By judgement dated 5 March 2013 (docket no.: 1 AZR 417/12), the Federal Labour Court affirmed the permissibility of age limits in shop agreements, pursuant to which the employment relationship ends with the expiry of the calendar month in which the employer reaches the statutory retirement age.
 
Under examination in the case up for decision was a central shop agreement which envisaged the end of the employment relationship upon reaching the age of 65, without this requiring a termination. The claimant of the underlying dispute, born in 1942, had been employed at the defendant since 1980. According to the "notification of hiring" signed by both parties, the employment relationship had been concluded for an indefinite period.
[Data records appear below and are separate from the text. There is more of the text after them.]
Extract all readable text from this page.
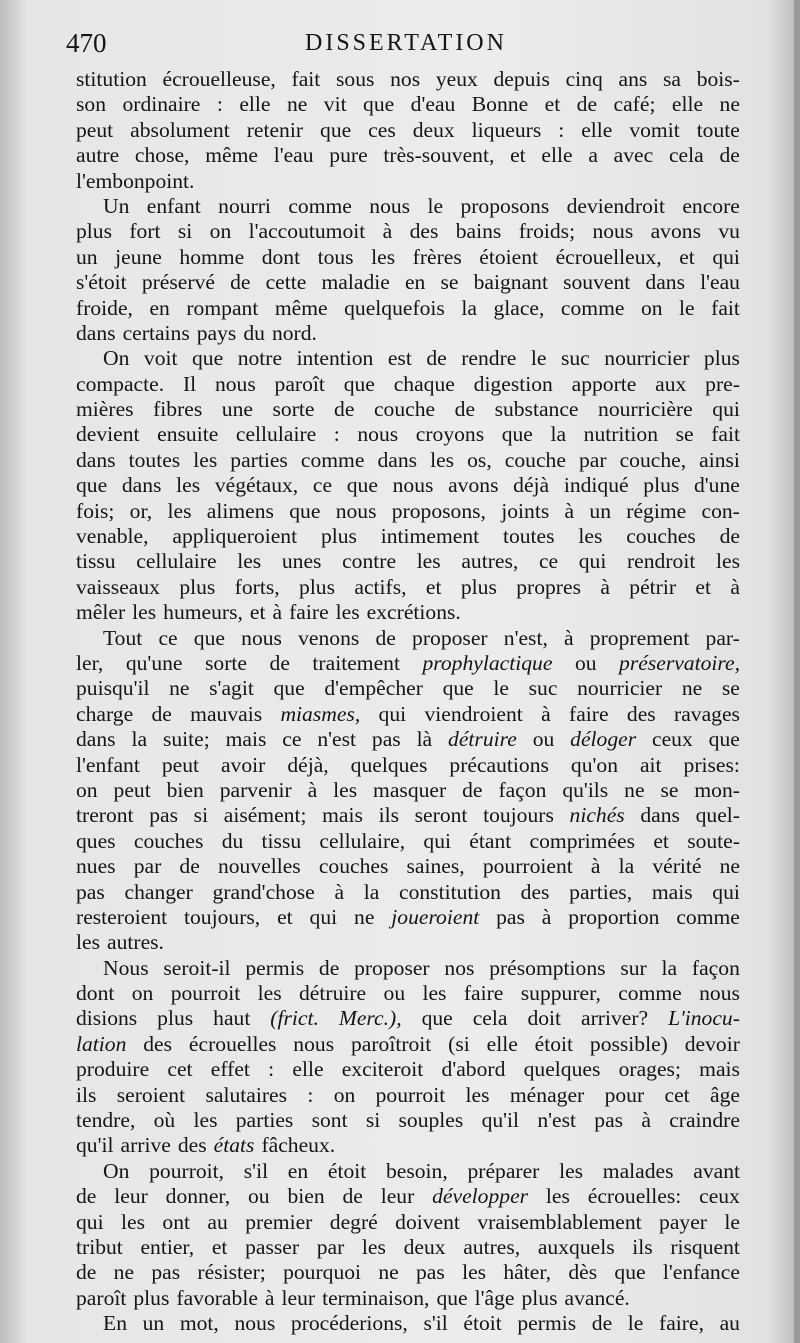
470	DISSERTATION
stitution écrouelleuse, fait sous nos yeux depuis cinq ans sa bois-
son ordinaire : elle ne vit que d'eau Bonne et de café; elle ne
peut absolument retenir que ces deux liqueurs : elle vomit toute
autre chose, même l'eau pure très-souvent, et elle a avec cela de
l'embonpoint.
Un enfant nourri comme nous le proposons deviendroit encore
plus fort si on l'accoutumoit à des bains froids; nous avons vu
un jeune homme dont tous les frères étoient écrouelleux, et qui
s'étoit préservé de cette maladie en se baignant souvent dans l'eau
froide, en rompant même quelquefois la glace, comme on le fait
dans certains pays du nord.
On voit que notre intention est de rendre le suc nourricier plus
compacte. Il nous paroît que chaque digestion apporte aux pre-
mières fibres une sorte de couche de substance nourricière qui
devient ensuite cellulaire : nous croyons que la nutrition se fait
dans toutes les parties comme dans les os, couche par couche, ainsi
que dans les végétaux, ce que nous avons déjà indiqué plus d'une
fois; or, les alimens que nous proposons, joints à un régime con-
venable, appliqueroient plus intimement toutes les couches de
tissu cellulaire les unes contre les autres, ce qui rendroit les
vaisseaux plus forts, plus actifs, et plus propres à pétrir et à
mêler les humeurs, et à faire les excrétions.
Tout ce que nous venons de proposer n'est, à proprement par-
ler, qu'une sorte de traitement prophylactique ou préservatoire,
puisqu'il ne s'agit que d'empêcher que le suc nourricier ne se
charge de mauvais miasmes, qui viendroient à faire des ravages
dans la suite; mais ce n'est pas là détruire ou déloger ceux que
l'enfant peut avoir déjà, quelques précautions qu'on ait prises:
on peut bien parvenir à les masquer de façon qu'ils ne se mon-
treront pas si aisément; mais ils seront toujours nichés dans quel-
ques couches du tissu cellulaire, qui étant comprimées et soute-
nues par de nouvelles couches saines, pourroient à la vérité ne
pas changer grand'chose à la constitution des parties, mais qui
resteroient toujours, et qui ne joueroient pas à proportion comme
les autres.
Nous seroit-il permis de proposer nos présomptions sur la façon
dont on pourroit les détruire ou les faire suppurer, comme nous
disions plus haut (frict. Merc.), que cela doit arriver? L'inocu-
lation des écrouelles nous paroîtroit (si elle étoit possible) devoir
produire cet effet : elle exciteroit d'abord quelques orages; mais
ils seroient salutaires : on pourroit les ménager pour cet âge
tendre, où les parties sont si souples qu'il n'est pas à craindre
qu'il arrive des états fâcheux.
On pourroit, s'il en étoit besoin, préparer les malades avant
de leur donner, ou bien de leur développer les écrouelles: ceux
qui les ont au premier degré doivent vraisemblablement payer le
tribut entier, et passer par les deux autres, auxquels ils risquent
de ne pas résister; pourquoi ne pas les hâter, dès que l'enfance
paroît plus favorable à leur terminaison, que l'âge plus avancé.
En un mot, nous procéderions, s'il étoit permis de le faire, au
When his employment relationship with the defendant ended when he reached the age of 65 in August 2007, the employee in question took legal action.
 
Both prior instances dismissed the complaint. The claimant's appeal on points of law was also unsuccessful before the Federal Labour Court. The Erfurt judges made it clear that it is fundamentally possible for a central works council and the employer to regulate in a voluntary central shop agreement an age limit for the end of employment relationships, as long as the principles of reasonableness and fairness within the meaning of Sec. 75 para. 1 German Shop Constitution Act [Betriebsverfassungsgesetz, BetrVG] have been observed. These are regularly deemed observed if the age limit is linked to the time at which the employee could draw the statutory pension from the statutory pension insurance scheme. Such a regulation does not violate the prohibition of age discrimination. The agreement of an indefinite employment relationship is not an individual contractual agreement which suppresses the age limit regulation of central shop agreements.
 
One may not draw the mandatory conclusion from the judgement that the age limit regulation of a shop agreement fundamentally suppresses individual contractual agreements. An indefinite employment contract must, pursuant to the favourability principle, regularly have precedence over a later age limit regulation in a shop agreement, for it is usually more favourable for an employee if he himself is able to decide on the basis of this employment contract whether he wishes to retire upon reaching the statutory retirement age or whether he wishes to continue working. Decisive in the present case was that, by agreement in the employment contract, the employment relationship was subjected in its entirety to the applicable collectively bargained provisions, and that this had been sufficiently evident to the employee. The central shop agreement had thereby become the subject matter of the individual contract, with the result that in this particular case the favourability principle had not been violated. Consequently, in order to ensure the validity of age limit provisions in shop agreements, employers should not only ensure that the age limit provision is permissible in the actual shop agreement, but also that the indefinite individual employment contracts contain a corresponding opening clause for the applicable collectively bargained provisions.